1 Oz of Gold = 10,000 lbs of Steel

Chances are good that few of us reading this article would want to purchase and store 2 million tons of copper, as China has recently done. Nor would we want to purchase and store millions of tons of steel, aluminum, pork bellies, or lumber. For one reason, few of us have a spare $1.2 Trillion laying around, with 1.4 billion people to take care of. A much simpler way for us to protect our future purchasing power which takes up much less space, is to simply trade our Dollars for Gold and Silver. Why store 10,000 lbs of steel that rusts, when you could store 1 oz of Gold that doesn’t rust? China needs aluminum, steel, and lumber to allow for future construction needs. As mentioned before, they have plenty of Gold already - but they cannot build with it.

China Copper Demand

Yesterday the Federal Reserve announced that they will be keeping interest rates low for the next 3 years. While it remains to be seen what actually happens, the combination of low interest rates and the desire for higher inflation means Dollars held in interest-bearing accounts will lose purchasing power each year. This is what the Chinese fear, and partially explains why they are converting their Dollars into commodities now, before the Dollar falls further or they lose access to those Dollars. One of the main reasons we have been recommending that Americans trade Dollars for Gold and Silver, is because they can help protect purchasing power in the years ahead. Deflation can be great for consumers, as the price of goods and services become cheaper in Dollar terms. But it is anathema for governments and banks, and rarely allowed to continue for long.

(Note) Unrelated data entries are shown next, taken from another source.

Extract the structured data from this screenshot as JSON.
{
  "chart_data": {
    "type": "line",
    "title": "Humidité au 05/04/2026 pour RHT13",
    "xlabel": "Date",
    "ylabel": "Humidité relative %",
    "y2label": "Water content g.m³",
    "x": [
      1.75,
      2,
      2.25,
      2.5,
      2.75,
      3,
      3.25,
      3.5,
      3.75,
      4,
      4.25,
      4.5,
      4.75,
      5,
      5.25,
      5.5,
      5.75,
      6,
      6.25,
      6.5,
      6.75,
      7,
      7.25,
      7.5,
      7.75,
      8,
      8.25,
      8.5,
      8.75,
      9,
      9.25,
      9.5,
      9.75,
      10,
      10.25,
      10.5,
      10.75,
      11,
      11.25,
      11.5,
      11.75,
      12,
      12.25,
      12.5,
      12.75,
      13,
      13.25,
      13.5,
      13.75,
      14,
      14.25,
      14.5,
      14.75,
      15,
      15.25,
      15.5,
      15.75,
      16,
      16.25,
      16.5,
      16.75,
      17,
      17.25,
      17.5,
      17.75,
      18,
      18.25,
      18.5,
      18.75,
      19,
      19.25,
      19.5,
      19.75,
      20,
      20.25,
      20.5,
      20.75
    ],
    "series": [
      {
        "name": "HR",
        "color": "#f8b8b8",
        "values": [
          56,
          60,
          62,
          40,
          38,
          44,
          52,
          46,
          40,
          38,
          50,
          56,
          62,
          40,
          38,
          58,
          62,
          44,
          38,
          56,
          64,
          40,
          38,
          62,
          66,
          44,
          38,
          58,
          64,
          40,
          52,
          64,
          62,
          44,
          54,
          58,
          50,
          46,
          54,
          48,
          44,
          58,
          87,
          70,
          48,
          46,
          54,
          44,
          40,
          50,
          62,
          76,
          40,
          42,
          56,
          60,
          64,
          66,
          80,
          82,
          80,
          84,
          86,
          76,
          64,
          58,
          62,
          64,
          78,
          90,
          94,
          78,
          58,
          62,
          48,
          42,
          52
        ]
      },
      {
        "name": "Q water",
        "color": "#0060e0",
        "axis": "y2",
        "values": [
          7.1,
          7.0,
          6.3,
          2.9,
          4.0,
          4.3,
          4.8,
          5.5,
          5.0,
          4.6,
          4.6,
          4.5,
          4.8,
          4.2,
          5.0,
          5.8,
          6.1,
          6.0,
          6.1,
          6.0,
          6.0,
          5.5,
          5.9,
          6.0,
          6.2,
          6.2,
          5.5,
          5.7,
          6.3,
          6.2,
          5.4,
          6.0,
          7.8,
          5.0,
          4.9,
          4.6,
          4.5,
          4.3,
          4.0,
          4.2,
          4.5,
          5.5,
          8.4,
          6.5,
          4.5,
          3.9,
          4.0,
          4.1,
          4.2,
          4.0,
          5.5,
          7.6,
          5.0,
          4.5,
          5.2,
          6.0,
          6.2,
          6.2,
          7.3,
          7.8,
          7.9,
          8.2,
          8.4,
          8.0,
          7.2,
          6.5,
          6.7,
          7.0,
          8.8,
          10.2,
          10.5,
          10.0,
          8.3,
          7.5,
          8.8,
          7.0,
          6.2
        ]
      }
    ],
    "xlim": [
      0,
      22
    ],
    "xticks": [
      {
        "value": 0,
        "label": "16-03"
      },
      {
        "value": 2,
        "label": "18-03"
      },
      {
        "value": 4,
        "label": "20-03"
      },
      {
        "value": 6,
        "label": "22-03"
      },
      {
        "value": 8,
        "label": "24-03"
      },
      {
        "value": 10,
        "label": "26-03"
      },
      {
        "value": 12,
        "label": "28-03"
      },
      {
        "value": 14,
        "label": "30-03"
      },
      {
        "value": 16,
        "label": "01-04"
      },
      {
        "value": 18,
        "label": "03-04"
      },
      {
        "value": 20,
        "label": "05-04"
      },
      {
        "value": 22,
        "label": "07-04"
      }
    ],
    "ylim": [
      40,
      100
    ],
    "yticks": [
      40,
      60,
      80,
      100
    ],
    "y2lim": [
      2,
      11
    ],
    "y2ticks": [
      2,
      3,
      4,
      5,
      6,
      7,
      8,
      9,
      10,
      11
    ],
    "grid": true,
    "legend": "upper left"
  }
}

Gold & Silver vs Inflation

When the value of property backed by loans drops below the loan amount, delinquencies increase, and banks lose income and assets. When people pay less for goods and services, fewer taxes are collected, and governments lose revenue. Neither governments nor banks can survive an extended season of deflation. This is why inflation is the preferred economic condition, and why authorities work so hard to bring it about. It is also why China is trying to get ahead of it, and why you and I should consider doing so too, with Gold or Silver.